Tests revealed that the rabbi had suffered “a very mild stroke,” according to the Hadassah medical director Dr. Yuval Weiss.
Yosef’s illness comes at a bad time for Shas, with the party struggling in all recent polls to improve on its 2009 electoral showing of 11 seats, despite the much-heralded return of former leader Arye Deri to the frontlines of the political party.
Yosef remains a focal rallying point for the Shas movement and its future viability without him and his stature as one of the outstanding Torah scholars of the generation is unclear.
The importance of the rabbi to the movement was emphasizes on Sunday night, with Shas broadcasting a oneminute video containing clips of him performing various religious functions with his followers.
Yosef has acted as the ultimate arbiter of Shas’ political policy throughout the years of the party’s existence.
An often-heard refrain during Interior Minister Eli Yishai’s reign as party chairman over the past 13 years when asked about Shas policy was that the party “would consult with the rabbi” on a given issue.
Back in August, national security adviser Yaakov Amidror visited Yosef at his Har Nof home to discuss Shas’ position on Iran’s nuclear program.
Yishai is a member of the informal nine-minister inner security cabinet of the outgoing government, which Prime Minister Binyamin Netanyahu consulted on crucial issues of national importance.

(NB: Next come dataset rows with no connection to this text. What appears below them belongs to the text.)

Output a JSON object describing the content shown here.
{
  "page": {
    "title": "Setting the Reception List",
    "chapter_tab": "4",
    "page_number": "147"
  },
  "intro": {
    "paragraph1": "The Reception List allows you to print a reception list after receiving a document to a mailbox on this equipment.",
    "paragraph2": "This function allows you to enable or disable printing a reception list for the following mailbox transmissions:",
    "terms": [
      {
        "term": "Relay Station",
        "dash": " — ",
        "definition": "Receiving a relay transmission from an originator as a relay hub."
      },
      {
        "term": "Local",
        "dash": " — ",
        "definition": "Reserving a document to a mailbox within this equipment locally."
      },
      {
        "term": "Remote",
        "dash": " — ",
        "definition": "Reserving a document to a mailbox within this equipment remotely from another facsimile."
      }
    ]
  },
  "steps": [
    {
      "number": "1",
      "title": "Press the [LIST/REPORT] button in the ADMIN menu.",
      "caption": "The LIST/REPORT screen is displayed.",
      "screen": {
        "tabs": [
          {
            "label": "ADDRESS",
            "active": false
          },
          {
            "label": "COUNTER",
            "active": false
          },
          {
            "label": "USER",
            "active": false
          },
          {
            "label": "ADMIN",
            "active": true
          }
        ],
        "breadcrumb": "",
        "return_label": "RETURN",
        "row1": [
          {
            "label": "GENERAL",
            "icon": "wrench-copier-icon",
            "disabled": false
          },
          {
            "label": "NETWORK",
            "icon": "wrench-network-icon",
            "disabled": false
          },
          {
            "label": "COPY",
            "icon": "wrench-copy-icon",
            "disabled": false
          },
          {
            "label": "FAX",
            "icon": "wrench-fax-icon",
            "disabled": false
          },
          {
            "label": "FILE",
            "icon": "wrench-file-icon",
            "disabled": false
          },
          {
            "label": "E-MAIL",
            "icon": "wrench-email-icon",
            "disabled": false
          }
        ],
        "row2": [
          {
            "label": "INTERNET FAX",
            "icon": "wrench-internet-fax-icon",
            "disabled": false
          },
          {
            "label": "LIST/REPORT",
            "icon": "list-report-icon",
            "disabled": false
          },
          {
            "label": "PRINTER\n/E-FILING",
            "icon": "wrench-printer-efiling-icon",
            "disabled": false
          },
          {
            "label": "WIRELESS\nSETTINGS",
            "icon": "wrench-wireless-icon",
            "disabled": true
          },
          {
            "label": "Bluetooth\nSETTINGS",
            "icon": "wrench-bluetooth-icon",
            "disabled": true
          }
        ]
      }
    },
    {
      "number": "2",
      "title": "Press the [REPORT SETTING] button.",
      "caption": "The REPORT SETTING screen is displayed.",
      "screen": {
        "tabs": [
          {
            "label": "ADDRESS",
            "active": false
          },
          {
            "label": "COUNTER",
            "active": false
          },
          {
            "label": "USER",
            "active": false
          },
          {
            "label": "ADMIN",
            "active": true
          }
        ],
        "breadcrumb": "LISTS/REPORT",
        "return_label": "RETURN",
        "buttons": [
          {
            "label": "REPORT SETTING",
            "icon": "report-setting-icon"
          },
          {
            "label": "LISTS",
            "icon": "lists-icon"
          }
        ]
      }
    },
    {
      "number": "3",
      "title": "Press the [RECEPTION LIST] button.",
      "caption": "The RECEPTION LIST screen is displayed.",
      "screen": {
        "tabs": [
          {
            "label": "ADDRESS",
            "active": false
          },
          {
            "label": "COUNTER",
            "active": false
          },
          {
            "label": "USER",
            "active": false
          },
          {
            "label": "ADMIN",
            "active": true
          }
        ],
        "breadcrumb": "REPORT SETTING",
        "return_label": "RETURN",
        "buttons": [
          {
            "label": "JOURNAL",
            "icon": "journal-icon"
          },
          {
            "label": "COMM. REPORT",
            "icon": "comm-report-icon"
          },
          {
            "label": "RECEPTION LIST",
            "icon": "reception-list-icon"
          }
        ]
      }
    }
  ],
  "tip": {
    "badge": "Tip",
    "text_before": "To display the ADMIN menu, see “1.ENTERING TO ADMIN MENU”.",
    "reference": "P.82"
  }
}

It was believed that Amidror’s visit was designed to gain support from Yosef, for Netanyahu’s position regarding Iran. Until recently, it was thought that the rabbi was sceptical about a military strike on Iran’s nuclear facilities and would thus direct Yishai to oppose such a move in the security cabinet.
Coalition chairman MK Ze’ev Elkin confirmed the meeting between Amidror and Yosef at the time, saying “if and when the day comes he [the prime minister] will present the rabbi with all the facts and information.” Joint Shas leader Arye Deri said on Sunday that Netanyahu’s failure to respond to his call Saturday night to sit down and discuss coalition arrangements meant that the prime minister was intent on forming a coalition with the parties of the center-left without Shas.
“Ten days before the elections, the Jewish people have a right to know in which direction our state is headed,” Deri said.
In response to Deri’s comments, Likud-Beytenu said that “the public should remember that Deri joined the Left during the time of the Oslo Accords and therefore anyone who votes Shas is likely to see that party in a coalition with the Left.”